36.zip

将2个rdd相同位置的元素组成KV对

/** 
 * Zips this RDD with another one, returning key-value pairs with the first element in each RDD, 
 * second element in each RDD, etc. Assumes that the two RDDs have the *same number of 
 * partitions* and the *same number of elements in each partition* (e.g. one was made through 
 * a map on the other). 
 */ 
  def zip[U: ClassTag](other: RDD[U]): RDD[(T, U)] = withScope { 
  zipPartitions(other, preservesPartitioning = false) {

 //如果2个迭代器都有值，则输出，如果没值，则不输出，并且两个迭代器的长度必须保持一致

(thisIter, otherIter) => 
    new Iterator[(T, U)] { 
      def hasNext: Boolean = (thisIter.hasNext, otherIter.hasNext) match { 
        case (true, true) => true 
        case (false, false) => false 
        case _ => throw new SparkException("Can only zip RDDs with " + 
          "same number of elements in each partition") 
      } 
      def next(): (T, U) = (thisIter.next(), otherIter.next()) 
    } 
  }

继续看zipPartitions的具体实现：

def zipPartitions[B: ClassTag, V: ClassTag] 
    (rdd2: RDD[B], preservesPartitioning: Boolean) 
    (f: (Iterator[T], Iterator[B]) => Iterator[V]): RDD[V] = withScope { 
  new ZippedPartitionsRDD2(sc, sc.clean(f), this, rdd2, preservesPartitioning)

private[spark] class ZippedPartitionsRDD2[A: ClassTag, B: ClassTag, V: ClassTag]( 
    sc: SparkContext, 
    var f: (Iterator[A], Iterator[B]) => Iterator[V], 
    var rdd1: RDD[A], 
    var rdd2: RDD[B], 
    preservesPartitioning: Boolean = false) 
  extends ZippedPartitionsBaseRDD[V](sc, List(rdd1, rdd2), preservesPartitioning) { 
  //compute就是利用zip时候生成的迭代器，重写其hasNext和next方法来返回数据 
  override def compute(s: Partition, context: TaskContext): Iterator[V] = { 
    val partitions = s.asInstanceOf[ZippedPartitionsPartition].partitions 
    f(rdd1.iterator(partitions(0), context), rdd2.iterator(partitions(1), context)) 
  } 
   
  override def clearDependencies() { 
    super.clearDependencies() 
    rdd1 = null 
    rdd2 = null 
    f = null 
  } 
}

那么其分区特性和数据本地性是如何计算的呢？

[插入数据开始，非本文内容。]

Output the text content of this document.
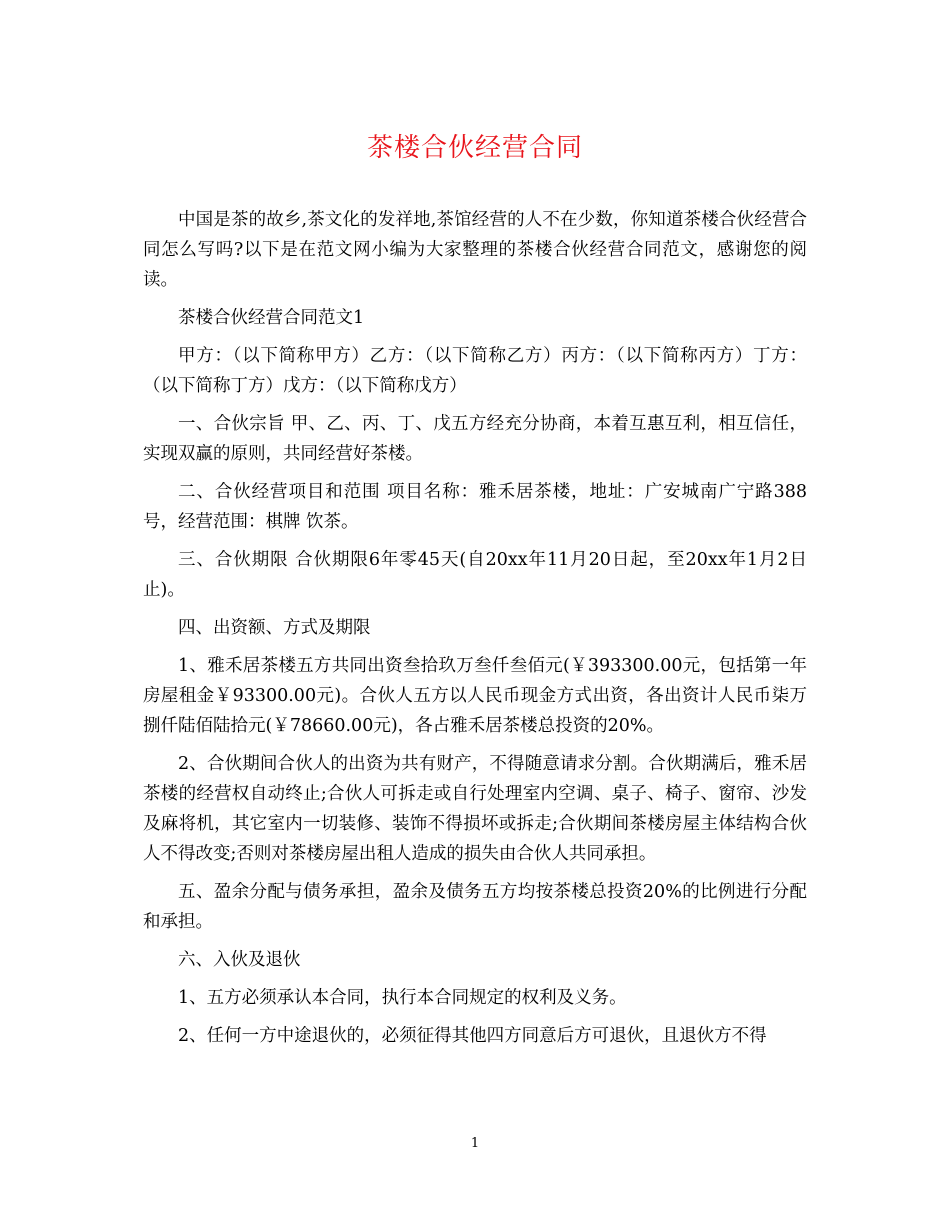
茶楼合伙经营合同

中国是茶的故乡,茶文化的发祥地,茶馆经营的人不在少数，你知道茶楼合伙经营合同怎么写吗?以下是在范文网小编为大家整理的茶楼合伙经营合同范文，感谢您的阅读。

茶楼合伙经营合同范文1

甲方：（以下简称甲方）乙方：（以下简称乙方）丙方：（以下简称丙方）丁方：（以下简称丁方）戊方：（以下简称戊方）

一、合伙宗旨 甲、乙、丙、丁、戊五方经充分协商，本着互惠互利，相互信任，实现双赢的原则，共同经营好茶楼。

二、合伙经营项目和范围 项目名称：雅禾居茶楼，地址：广安城南广宁路388号，经营范围：棋牌 饮茶。

三、合伙期限 合伙期限6年零45天(自20xx年11月20日起，至20xx年1月2日止)。

四、出资额、方式及期限

1、雅禾居茶楼五方共同出资叁拾玖万叁仟叁佰元(￥393300.00元，包括第一年房屋租金￥93300.00元)。合伙人五方以人民币现金方式出资，各出资计人民币柒万捌仟陆佰陆拾元(￥78660.00元)，各占雅禾居茶楼总投资的20%。

2、合伙期间合伙人的出资为共有财产，不得随意请求分割。合伙期满后，雅禾居茶楼的经营权自动终止;合伙人可拆走或自行处理室内空调、桌子、椅子、窗帘、沙发及麻将机，其它室内一切装修、装饰不得损坏或拆走;合伙期间茶楼房屋主体结构合伙人不得改变;否则对茶楼房屋出租人造成的损失由合伙人共同承担。

五、盈余分配与债务承担，盈余及债务五方均按茶楼总投资20%的比例进行分配和承担。

六、入伙及退伙

1、五方必须承认本合同，执行本合同规定的权利及义务。

2、任何一方中途退伙的，必须征得其他四方同意后方可退伙，且退伙方不得

1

需要查看其基类ZippedPartitionsBaseRDD

private[spark] abstract class ZippedPartitionsBaseRDD[V: ClassTag]( 
    sc: SparkContext, 
    var rdds: Seq[RDD[_]], 
    preservesPartitioning: Boolean = false) 
  extends RDD[V](sc, rdds.map(x => new OneToOneDependency(x))) { 
    //由于zip默认的preservesPartitioning为false，则zip之后partitioner为None 
  override val partitioner = 
    if (preservesPartitioning) firstParent[Any].partitioner else None 
   
  override def getPartitions: Array[Partition] = { 
    val numParts = rdds.head.partitions.length

//zip的左右两RDD的分区个数必须保持一致 
    if (!rdds.forall(rdd => rdd.partitions.length == numParts)) { 
      throw new IllegalArgumentException("Can't zip RDDs with unequal numbers of partitions") 
    } 
    Array.tabulate[Partition](numParts) { i =>

//获取每个分区的loc信息 
      val prefs = rdds.map(rdd => rdd.preferredLocations(rdd.partitions(i))) 
      // Check whether there are any hosts that match all RDDs; otherwise return the union

//求loc的交集 
      val exactMatchLocations = prefs.reduce((x, y) => x.intersect(y))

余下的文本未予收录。